New Jersey suspect in army attack plot refused bail
CAMDEN, New Jersey
CAMDEN, New Jersey (Reuters) - A man accused with five others of plotting to attack a U.S. Army base at Fort Dix in New Jersey was refused bail on Friday and remanded in custody with the rest of the group.
Mohamad Shnewer, 22, a U.S. citizen born in Jordan, was denied bail by Magistrate Judge Joel Schneider after prosecutors argued there was a risk he would flee and accused him of advocating violence and ordering automatic firearms for the suspected plot.
The six Muslim men, who are not believed to have links to foreign organizations, had amassed semi-automatic assault rifles, shotguns and handguns while trying to acquire more destructive weapons such as rocket-propelled grenades, federal authorities said after arresting the men on Monday.
Two FBI informers had infiltrated the group, officials said.
The other five suspects appeared in court but did not apply for bail. A bail application for Yugoslav-born U.S. resident Agron Abdullahu, who is charged with aiding and abetting the weapons acquisition, will be heard on May 17.
Shnewer; Eljvir, Dritan and Shain Duka, three Yugoslav-born brothers who were illegal aliens; and Turkish-born U.S. resident Serdar Tatar are facing charges of plotting to kill soldiers at Fort Dix.
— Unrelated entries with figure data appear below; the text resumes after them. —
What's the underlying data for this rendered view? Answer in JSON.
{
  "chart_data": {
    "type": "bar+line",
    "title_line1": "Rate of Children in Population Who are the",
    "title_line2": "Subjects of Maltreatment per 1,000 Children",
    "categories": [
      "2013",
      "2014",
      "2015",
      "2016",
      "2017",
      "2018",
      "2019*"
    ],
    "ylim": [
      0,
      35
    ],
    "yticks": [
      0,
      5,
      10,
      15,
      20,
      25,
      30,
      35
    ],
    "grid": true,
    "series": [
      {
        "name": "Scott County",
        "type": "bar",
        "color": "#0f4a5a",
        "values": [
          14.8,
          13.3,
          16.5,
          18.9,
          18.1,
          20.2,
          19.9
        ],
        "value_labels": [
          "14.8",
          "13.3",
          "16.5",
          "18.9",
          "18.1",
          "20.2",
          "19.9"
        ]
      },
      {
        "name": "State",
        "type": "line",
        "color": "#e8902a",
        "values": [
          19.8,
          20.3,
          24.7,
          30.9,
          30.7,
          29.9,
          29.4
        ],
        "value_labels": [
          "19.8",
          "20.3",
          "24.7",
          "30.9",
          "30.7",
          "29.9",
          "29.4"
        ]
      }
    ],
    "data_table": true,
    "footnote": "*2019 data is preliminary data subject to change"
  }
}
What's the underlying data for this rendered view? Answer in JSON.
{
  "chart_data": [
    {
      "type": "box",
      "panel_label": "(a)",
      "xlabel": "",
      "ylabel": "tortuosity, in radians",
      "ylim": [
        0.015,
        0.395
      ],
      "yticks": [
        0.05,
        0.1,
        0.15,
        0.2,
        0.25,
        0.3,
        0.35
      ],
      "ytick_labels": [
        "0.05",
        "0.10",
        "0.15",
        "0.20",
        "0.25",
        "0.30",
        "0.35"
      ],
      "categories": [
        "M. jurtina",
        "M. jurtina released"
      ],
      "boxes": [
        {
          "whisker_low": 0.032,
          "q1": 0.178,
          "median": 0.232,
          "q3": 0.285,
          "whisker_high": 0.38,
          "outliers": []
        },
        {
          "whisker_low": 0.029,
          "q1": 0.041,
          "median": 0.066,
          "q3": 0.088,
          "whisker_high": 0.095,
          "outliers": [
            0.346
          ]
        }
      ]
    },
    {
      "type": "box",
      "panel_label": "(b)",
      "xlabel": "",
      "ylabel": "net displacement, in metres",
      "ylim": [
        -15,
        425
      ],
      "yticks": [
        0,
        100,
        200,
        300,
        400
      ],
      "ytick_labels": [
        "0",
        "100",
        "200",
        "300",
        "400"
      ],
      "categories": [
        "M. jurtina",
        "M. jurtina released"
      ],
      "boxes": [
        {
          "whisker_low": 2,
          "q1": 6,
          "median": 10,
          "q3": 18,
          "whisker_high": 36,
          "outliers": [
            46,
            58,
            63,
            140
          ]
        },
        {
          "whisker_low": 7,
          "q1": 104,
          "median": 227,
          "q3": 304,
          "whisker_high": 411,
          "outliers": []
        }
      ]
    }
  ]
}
Shnewer's attorney, Rocco Cipparone, said his client -- the youngest of the group -- was "distraught," but was trying to "keep up a brave face with his family."
Shnewer had offered to undergo 24-hour house arrest at his parents' home in Cherry Hill, New Jersey, and provide the equity of four homes worth about $600,000 as collateral if granted bail.
U.S. marshals led the suspects -- aged 22 to 28 -- one by one into the courtroom. They waved to family members in the public benches, some of whom wept and waved back.
Troy Archie, representing Eljvir Duka, told the court his client had been unable to contact his family since his arrest and was denied access to a Koran.
Prosecutors allege the suspects conducted surveillance of Fort Dix and other U.S. military installations in New Jersey, Delaware and Pennsylvania, plotting attacks inspired by an international call for holy war against the West.
They chose Fort Dix as a target because one suspect knew it well from delivering pizza to the base, officials said.
Fort Dix, about 40 miles east of Philadelphia, is used to train reservists from all branches of the military, many of whom are preparing for deployment to Iraq and Afghanistan.